Edit 1 Below is the error message from PhantomJS: java.lang.NoClassDefFoundError: org/openqa/selenium/browserlaunchers/Proxies Despite attempting to address version compatibility issues, I was unable to resolve it.
@Grab("org.gebish:geb-core:0.13.1")
@Grab("org.seleniumhq.selenium:selenium-firefox-driver:2.52.0")
@Grab("org.seleniumhq.selenium:selenium-support:2.52.0")
@Grab("com.codeborne:phantomjsdriver:1.3.0")

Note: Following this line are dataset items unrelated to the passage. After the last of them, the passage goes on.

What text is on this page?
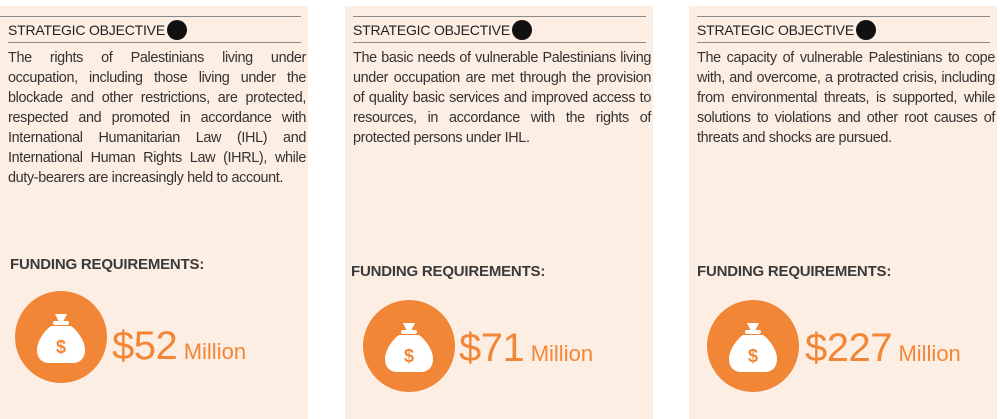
STRATEGIC OBJECTIVE
The rights of Palestinians living under occupation, including those living under the blockade and other restrictions, are protected, respected and promoted in accordance with International Humanitarian Law (IHL) and International Human Rights Law (IHRL), while duty-bearers are increasingly held to account.
FUNDING REQUIREMENTS:
$ $52 Million
STRATEGIC OBJECTIVE
The basic needs of vulnerable Palestinians living under occupation are met through the provision of quality basic services and improved access to resources, in accordance with the rights of protected persons under IHL.
FUNDING REQUIREMENTS:
$ $71 Million
STRATEGIC OBJECTIVE
The capacity of vulnerable Palestinians to cope with, and overcome, a protracted crisis, including from environmental threats, is supported, while solutions to violations and other root causes of threats and shocks are pursued.
FUNDING REQUIREMENTS:
$ $227 Million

WebDriver driver = new PhantomJSDriver();
// Load Google.com
driver.get("http://www.google.com");
// Locate the Search field on the Google page
WebElement element = driver.findElement(By.name("q"));
In summary, I am seeking a way to execute the first script in headless mode (if feasible without Xvfb installation). An ideal solution would involve Groovy or Java programming languages.